Making it Work: AI is the future for deep data start-up Altum Analytics

Dublin-based tech company has raised €500,000 since it was founded last year and is set to expand

Dmitry Korzhik, Altum’s chief executive

Less than a year after its establishment, Altum Analytics, the Belarus-founded, Dublin-headquartered software company, has already raised €500,000 in funding and is readying itself for an expansion drive.

The firm is a partner of Salesforce, the American software-as-a-service (Saas) company with a market cap of over $200 billion, and has won favour among software firms with an artificial intelligence-based solution that helps B2B companies make their sales strategies faster and more efficient.

Altum claims its technology offers companies better insights into potential customers by using an algorithm that collects data on their online behaviours and conducts deep analysis – Altum is deep in Latin.

Clients of the company can use its solution to collect data on potential or existing customers and gain a better understanding of the needs and wants of the companies to which they provide software.

“We buy data, we collect behavioural data and we analyse how the client’s customer interacts with the client’s product,” Dmitry Korzhik, Altum’s chief executive, said.

“After that, we put this data into our AI engine, and it produces different insights for sales managers, customer success managers and marketing managers, which allows them to serve their clients much better.”

Altum is currently focusing its efforts on the sales market, with technology that can predict potential customers for clients and allow them to target certain areas or markets.

“We have technology that can predict who will become your customer,” Korzhik said. “We can understand it very quickly and predict it with very high accuracy.”

While some companies conduct this sort of data analysis in-house, Altum believes its outsourced solution is an appealing prospect for many firms that do not have their own data scientists.

In a competitive space, the company believes the level of insight it offers to sales managers differentiates it from other firms offering similar services.

Altum counts software companies including Replay.io, GanttPRO and swat.io among its mostly US-based client list.

For Korzhik, a 29-year-old former software developer who had the idea for the product while at university in Belarus, Ireland was the right place for Altum to operate.

“There is a good opportunity to do business in Ireland,” he said. “It’s Europe’s Silicon Valley. The biggest software development corporations have companies in Ireland, so that’s why I decided to move here to do business.”
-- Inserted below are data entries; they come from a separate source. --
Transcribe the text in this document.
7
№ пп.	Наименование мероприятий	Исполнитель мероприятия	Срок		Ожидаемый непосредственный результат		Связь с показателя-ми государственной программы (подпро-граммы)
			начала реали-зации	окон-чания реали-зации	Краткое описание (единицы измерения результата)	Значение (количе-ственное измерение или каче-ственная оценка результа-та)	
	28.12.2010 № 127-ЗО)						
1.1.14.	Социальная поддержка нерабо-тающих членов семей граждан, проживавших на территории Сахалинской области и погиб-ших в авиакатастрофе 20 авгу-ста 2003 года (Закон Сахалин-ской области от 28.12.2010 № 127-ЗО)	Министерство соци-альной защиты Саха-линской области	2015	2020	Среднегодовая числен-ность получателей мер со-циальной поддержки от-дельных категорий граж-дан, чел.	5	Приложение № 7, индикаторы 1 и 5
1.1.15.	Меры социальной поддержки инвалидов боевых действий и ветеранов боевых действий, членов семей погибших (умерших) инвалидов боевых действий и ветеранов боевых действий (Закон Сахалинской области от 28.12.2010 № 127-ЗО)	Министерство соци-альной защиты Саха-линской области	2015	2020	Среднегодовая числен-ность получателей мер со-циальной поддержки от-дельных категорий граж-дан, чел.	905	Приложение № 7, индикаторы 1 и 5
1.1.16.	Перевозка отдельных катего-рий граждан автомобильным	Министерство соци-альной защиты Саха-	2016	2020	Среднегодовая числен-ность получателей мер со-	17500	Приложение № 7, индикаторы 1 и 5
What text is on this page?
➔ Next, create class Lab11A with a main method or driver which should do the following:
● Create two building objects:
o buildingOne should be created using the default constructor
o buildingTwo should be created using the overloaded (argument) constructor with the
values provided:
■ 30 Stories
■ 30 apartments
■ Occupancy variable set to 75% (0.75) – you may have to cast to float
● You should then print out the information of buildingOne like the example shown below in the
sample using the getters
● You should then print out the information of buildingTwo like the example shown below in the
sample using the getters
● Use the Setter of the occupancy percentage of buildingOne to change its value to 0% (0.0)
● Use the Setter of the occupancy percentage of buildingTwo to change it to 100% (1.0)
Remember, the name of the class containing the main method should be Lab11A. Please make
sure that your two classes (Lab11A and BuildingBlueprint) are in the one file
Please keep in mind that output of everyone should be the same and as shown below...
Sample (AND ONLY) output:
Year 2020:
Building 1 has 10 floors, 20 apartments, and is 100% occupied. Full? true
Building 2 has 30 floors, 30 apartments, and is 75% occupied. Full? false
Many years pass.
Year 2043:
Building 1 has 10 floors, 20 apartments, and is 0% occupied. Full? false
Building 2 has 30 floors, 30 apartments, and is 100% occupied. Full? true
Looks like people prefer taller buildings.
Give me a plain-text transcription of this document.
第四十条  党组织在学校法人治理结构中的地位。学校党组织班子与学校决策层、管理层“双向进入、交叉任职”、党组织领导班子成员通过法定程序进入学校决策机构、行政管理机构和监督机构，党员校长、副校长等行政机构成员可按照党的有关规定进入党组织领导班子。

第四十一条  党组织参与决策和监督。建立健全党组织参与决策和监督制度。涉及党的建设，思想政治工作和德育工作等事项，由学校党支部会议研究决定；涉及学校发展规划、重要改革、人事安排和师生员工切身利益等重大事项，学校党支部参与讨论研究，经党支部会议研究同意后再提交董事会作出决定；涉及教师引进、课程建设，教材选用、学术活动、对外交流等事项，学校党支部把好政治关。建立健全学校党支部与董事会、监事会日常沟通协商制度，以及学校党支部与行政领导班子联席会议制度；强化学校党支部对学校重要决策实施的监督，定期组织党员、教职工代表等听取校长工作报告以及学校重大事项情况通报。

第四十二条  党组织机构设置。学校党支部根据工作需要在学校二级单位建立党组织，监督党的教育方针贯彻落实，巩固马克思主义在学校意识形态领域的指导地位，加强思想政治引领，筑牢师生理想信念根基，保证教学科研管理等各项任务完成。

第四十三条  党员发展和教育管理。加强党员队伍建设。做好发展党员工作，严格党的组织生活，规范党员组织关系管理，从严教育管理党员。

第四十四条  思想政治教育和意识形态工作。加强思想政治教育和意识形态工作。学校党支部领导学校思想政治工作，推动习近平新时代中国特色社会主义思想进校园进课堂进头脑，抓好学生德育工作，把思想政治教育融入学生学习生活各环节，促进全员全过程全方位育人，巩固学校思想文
Of the funding the company has raised so far, €250,000 has come from Enterprise Ireland and another €250,000 from angel investors.

Korzhik said the company, which employs 11 people, is not currently seeking more investment but is instead attempting to grow its customer base before attempting a fundraise.

In the long run, Altum’s goal is to become a public company and lead the way in data analytics over the coming years, Korzhik added.

“I really believe in data, in AI technology. So there’s a lot of opportunity there, and data can drive things forward.”